Fue hace unos 40 años, cuando el Colegio de Arquitectos pelaba por poner a la ciudad en la vanguardia de la movida que se sacudía la caspa de la España franquista. Fue entonces cuando a su Comisión de Cultura se le ocurrió montar en sus instalaciones la performance de un bar de Torremolinos. Por una semana, la galería de arte del Colegio mutó en un garito del Bajondillo y todas las tardes un autobús recogió en la Costa a una nutrida colección de guiris sonrosados a los que se les encomendó completar el decorado bebiendo pintas de cerveza por unas horas.

El Colegio tenía aquellos años la capacidad de adivinar lo que ocurriría en el bar la Herradura del Palo el sábado pasado. Un bar de barrio donde comer un buen menú, en el que J D Meatyard arrancó un concierto de intérpretes variopintos. Al punk escoces, con 12 discos a su espalda y acompañado solamente de su guitarra, le siguió Rory, la versión irlandesa de Joe Cocker. Le acompañaba a la guitarra un francés de la Martinica y un fotógrafo español con la harmónica. Después, un catalán, una cubana, un sueco tocando blus y un canadiense cantando baladas de heavy metal solo podían tener como colofón a un representante de la fauna local que recitara sus propios versos. Tan variado elenco debía tener un público que estuviera a su altura. La fotografía de cualquiera de los allí presentes podría haber inspirado una novela que, recorriendo la geografía de los puertos europeos desde de Noruega hasta el Palo más profundo, se serviría acompañada de las mismas raciones de magro con tomate y pulpo frito que el personal de bar despachaba con la misma compostura que el menú de los martes.
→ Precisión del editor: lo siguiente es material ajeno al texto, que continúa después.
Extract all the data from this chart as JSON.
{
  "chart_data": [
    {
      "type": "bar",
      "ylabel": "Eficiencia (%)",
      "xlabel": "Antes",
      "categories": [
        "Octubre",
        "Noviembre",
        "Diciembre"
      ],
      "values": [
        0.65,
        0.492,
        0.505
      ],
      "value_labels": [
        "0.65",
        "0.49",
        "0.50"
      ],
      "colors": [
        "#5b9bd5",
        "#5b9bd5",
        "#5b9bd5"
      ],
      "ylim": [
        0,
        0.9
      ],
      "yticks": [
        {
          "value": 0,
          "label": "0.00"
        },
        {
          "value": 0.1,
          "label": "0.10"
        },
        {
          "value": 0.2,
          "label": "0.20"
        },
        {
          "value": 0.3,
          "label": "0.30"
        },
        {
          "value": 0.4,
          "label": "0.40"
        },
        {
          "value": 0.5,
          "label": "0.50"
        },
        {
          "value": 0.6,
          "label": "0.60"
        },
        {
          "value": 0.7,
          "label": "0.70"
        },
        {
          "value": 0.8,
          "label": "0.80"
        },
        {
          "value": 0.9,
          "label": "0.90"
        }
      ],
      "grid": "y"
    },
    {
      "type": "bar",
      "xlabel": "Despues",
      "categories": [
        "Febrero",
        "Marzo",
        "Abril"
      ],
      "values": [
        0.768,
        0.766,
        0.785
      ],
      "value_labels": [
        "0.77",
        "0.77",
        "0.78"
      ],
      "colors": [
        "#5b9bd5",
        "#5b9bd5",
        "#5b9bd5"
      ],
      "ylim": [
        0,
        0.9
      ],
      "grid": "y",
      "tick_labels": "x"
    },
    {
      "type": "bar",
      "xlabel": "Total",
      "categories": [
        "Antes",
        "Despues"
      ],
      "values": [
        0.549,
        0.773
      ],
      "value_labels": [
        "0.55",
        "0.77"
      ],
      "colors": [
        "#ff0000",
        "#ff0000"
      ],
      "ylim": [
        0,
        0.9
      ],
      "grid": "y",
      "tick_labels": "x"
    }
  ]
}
Y todo era normal y nadie estaba fuera de sitio. Porque las ciudades que están realmente vivas generan sus propios eventos fuera de los circuitos institucionales. Cuando esto ocurre, si la dinámica más comercial priva de la vida de sus vecinos a una determinada área, esta aparece en otra. Hace 30 años, este concierto, o lo que fuera que ocurriese en ese bar, se habría producido en un pub de calle Beatas o Madre de Dios. Hoy, en un centro consagrado a las franquicias, es prácticamente imposible una actividad de esta espontaneidad. Una actividad que ya solo puede producirse en las afueras de cualquiera de esas ciudades que han convertido sus centros en alojamientos para las mismas marcas y transmutan al barrio en el Palomolinos de esta década.